Pressure to be Perky

Do your couple friends see you as the Fun One? Always up for it? It’s because they want to live vicariously through your “crazy” experiences; hear every dating disaster and swoon over your butterfly tingles. But being the single friend around a majority of couples can put you under pressure to be constantly upbeat about single life. And this can be emotionally draining. You might want to vent about being frustrated, misunderstood, bored or lonely, since being single comes with a range of emotions other than just, Fun. In the same way that being in a couple does! No couple can be perky 24/7, right?

Ugh, Don’t Remind Me

Couples can be quick to forget about the challenges of being single, even if they’re in a new relationship.

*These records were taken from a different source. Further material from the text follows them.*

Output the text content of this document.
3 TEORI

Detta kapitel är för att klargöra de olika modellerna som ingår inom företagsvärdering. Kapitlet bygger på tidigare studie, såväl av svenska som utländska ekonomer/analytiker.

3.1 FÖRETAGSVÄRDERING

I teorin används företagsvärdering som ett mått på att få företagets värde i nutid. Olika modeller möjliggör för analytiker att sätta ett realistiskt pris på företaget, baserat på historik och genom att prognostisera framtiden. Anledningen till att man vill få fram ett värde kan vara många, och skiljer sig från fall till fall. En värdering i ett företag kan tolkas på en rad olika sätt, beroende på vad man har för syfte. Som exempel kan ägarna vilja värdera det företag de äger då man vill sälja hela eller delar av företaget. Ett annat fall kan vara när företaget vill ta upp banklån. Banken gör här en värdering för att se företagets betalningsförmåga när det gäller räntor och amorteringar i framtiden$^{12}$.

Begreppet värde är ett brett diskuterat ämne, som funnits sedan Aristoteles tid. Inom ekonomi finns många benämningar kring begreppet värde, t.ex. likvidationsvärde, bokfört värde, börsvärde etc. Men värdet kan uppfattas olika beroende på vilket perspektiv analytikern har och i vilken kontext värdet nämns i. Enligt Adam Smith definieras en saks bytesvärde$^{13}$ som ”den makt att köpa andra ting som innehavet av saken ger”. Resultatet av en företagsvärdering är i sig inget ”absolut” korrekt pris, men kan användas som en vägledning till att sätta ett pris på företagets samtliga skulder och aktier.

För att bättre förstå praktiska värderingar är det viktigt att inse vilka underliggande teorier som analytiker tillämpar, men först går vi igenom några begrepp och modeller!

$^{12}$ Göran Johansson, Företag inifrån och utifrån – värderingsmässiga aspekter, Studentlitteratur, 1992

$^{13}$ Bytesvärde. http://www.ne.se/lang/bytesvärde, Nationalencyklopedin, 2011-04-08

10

It can feel a little judgemental at times, too, like they always have the answer as to why you’re not shacked up with anybody yet. “You need to socialise more, you’ll never meet anybody if you stay in,” contradicted with, “Maybe you need to stop partying so much, it’s hard to keep up with you these days.” Oh, there must be a reason. When really, there is no reason. They’re just in a different headspace to you.

Double the Money

Being single can be expensive. As a new expat in Dubai, a colleague invited me to join her and her husband at the Rugby 7s. However, they were getting a minibus with some other couples and there was no space for little ol’ me. She suggested I get a taxi, which was a heck of lot more pricey than a shared lift. But I didn’t know anybody and it was a great opportunity to get to know people! Circumstances vary from person to person when it comes to finances, but I can say from experience that I was able to save more money once I met my future husband, than before. Perhaps we stayed in more, watched more box sets, ordered less take out. Rent and bills were shared. Hotel room costs were halved. When single, this can feel unfair, especially if you’re ready to find someone to share your life with.

Sunday Vibes

It’s a thing. Us time. My single friends say that Sundays can be the hardest day of the week. It’s chill time for many, longer than your average weeknight, and if you don’t want to chill alone, you can feel excluded from the cosy activities your couple friends are getting up to and posting on social media. PJs and duvets with ‘this one’. I recall a friend’s birthday, one Sunday, when we went cruising on a barge with fizz and nibbles. I was the only single person in the group and it didn’t bother me in the slightest… until home time. It had been an early start and our time on the barge ended around 3pm. There were talks of roasts being cooked, movies to watch, even a bit of DIY with an affectionate eye roll. I didn’t want to go home. I wanted to stay out. But really, I wanted what they had. Even if I hadn’t thought about that all day.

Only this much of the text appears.